Finished reading: Weird City by Joshua Long 📚

Interesting study about how the “Keep Austin Weird” slogan has been both utilized by locals as a means of creative resistance to their threatened sense of place and co-opted by business and government in order to attract talent.

Matthew B. Crawford:

AI will be the consummation of bureaucracy as regime-type. The official, Weberian appeal of bureaucracy is that it takes discretion out of the hands of individuals, who may abuse it, and subjects decisions to procedures that will be fair and neutral. It depends on having a comprehensive representation of the field to be governed, so one can subject its various parts to a rational calculus. But the conceit that one has such a representation in hand is almost always a fiction, nicely illustrated by the effectiveness of “work to rule” strikes. […]

Bureaucracies build their legitimacy on the idea that they have rendered the field of forces perfectly legible, and can therefore exert a perfect mastery over them. It ain’t so.
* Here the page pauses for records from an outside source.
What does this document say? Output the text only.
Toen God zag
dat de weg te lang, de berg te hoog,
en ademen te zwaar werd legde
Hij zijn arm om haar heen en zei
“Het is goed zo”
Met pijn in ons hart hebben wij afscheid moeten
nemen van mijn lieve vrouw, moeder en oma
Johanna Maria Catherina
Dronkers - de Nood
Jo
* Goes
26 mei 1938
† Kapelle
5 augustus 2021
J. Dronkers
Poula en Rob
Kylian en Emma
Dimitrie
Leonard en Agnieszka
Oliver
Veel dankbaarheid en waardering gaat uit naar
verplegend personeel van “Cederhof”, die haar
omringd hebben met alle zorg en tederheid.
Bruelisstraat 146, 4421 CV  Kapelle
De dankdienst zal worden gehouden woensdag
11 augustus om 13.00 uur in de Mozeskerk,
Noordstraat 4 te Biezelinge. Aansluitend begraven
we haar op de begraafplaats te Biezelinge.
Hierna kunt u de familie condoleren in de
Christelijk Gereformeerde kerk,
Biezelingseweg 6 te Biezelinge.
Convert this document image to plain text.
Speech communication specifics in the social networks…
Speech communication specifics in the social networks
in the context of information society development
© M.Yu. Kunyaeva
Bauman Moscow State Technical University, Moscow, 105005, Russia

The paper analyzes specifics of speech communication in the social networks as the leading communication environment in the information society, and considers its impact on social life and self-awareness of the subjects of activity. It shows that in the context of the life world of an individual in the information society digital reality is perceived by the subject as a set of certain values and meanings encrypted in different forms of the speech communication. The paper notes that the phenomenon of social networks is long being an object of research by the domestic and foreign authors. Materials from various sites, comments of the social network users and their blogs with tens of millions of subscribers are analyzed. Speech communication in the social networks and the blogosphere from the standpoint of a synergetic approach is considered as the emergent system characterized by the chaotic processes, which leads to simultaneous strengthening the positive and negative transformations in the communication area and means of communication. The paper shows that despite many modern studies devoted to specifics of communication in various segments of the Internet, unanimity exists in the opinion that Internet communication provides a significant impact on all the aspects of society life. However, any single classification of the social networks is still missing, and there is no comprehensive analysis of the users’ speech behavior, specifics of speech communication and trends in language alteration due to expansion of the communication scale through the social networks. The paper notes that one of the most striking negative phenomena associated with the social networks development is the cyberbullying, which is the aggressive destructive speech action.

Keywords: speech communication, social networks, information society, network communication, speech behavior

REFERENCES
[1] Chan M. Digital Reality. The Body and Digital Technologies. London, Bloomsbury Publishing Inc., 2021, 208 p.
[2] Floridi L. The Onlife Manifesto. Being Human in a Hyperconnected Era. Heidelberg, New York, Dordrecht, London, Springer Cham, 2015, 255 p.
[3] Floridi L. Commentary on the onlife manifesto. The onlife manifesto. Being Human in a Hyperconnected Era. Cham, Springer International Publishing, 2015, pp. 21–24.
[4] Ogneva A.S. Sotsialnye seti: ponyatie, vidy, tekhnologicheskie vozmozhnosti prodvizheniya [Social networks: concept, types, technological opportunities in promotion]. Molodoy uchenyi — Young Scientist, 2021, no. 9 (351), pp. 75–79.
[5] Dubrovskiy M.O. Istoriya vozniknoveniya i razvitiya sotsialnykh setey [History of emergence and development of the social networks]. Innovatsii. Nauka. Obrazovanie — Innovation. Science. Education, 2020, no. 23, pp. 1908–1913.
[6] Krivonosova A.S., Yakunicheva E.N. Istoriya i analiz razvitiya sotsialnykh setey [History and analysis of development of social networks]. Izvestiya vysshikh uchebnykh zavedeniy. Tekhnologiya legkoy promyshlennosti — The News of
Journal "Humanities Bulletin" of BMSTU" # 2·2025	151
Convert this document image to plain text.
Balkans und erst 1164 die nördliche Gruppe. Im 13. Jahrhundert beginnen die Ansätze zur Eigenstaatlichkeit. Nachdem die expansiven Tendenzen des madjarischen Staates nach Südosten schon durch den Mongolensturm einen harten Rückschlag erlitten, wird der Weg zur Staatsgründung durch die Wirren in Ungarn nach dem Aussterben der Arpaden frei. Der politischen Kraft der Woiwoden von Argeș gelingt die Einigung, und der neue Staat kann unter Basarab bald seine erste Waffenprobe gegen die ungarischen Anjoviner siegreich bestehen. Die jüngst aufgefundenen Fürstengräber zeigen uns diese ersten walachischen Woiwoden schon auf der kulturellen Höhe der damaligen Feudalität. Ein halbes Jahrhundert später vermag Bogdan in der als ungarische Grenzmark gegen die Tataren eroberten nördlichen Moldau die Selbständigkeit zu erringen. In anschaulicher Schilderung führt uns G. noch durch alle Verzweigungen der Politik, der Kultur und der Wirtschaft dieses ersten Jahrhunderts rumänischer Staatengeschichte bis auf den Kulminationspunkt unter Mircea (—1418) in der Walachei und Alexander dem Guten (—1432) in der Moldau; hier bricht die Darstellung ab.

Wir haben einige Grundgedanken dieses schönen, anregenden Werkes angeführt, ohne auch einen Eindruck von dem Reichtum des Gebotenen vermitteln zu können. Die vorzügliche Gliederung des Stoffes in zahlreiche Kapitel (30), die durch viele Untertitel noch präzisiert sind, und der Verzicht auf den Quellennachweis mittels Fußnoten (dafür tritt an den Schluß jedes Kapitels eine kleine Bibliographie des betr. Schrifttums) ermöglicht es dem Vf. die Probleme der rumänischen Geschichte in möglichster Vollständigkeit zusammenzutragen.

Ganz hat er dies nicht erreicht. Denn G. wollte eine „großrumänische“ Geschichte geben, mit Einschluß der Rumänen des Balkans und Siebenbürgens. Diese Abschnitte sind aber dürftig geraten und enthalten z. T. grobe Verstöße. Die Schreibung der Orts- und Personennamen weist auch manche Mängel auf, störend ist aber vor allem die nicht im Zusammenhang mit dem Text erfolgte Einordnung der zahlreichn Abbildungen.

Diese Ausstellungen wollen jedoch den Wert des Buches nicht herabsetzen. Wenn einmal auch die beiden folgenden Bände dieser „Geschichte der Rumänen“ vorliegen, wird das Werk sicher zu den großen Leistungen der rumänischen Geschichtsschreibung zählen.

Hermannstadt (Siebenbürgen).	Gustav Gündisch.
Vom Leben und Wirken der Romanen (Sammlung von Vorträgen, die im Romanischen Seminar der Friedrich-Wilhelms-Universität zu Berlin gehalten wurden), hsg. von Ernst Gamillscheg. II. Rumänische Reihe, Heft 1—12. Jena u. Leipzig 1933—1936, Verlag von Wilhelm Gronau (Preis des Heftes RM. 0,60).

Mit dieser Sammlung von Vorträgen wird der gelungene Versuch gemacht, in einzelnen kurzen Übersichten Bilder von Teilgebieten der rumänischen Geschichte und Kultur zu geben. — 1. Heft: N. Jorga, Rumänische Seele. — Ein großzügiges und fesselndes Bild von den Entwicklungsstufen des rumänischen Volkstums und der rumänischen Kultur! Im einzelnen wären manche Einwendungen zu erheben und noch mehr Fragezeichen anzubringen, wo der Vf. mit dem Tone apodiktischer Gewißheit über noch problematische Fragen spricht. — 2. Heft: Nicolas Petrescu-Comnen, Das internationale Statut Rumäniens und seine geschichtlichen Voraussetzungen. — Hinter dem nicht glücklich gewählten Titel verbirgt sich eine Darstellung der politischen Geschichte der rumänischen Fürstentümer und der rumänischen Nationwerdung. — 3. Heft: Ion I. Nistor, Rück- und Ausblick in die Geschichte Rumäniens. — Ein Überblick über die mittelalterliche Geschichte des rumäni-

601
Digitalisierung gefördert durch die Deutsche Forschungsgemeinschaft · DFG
Finished reading: Lost in Austin by Alex Hannaford 📚

This Texas Monthly review, while harsh, is basically correct:

Like it or not, the Austin of today is a product of choices made by the electorate, by various local and state officials, and by forces that were beyond anyone’s control. So the last thing anyone needs is more Austin Jeremiahs—who those of us living elsewhere find insufferable, anyway. What the city does need, at this point, is better planning for the future—though, to be honest, it’s not always clear what that informed thinking might look like. Is the city trying to curb growth to preserve what’s special about the place, or shape its rapid development so that most of the people moving there can afford the rent?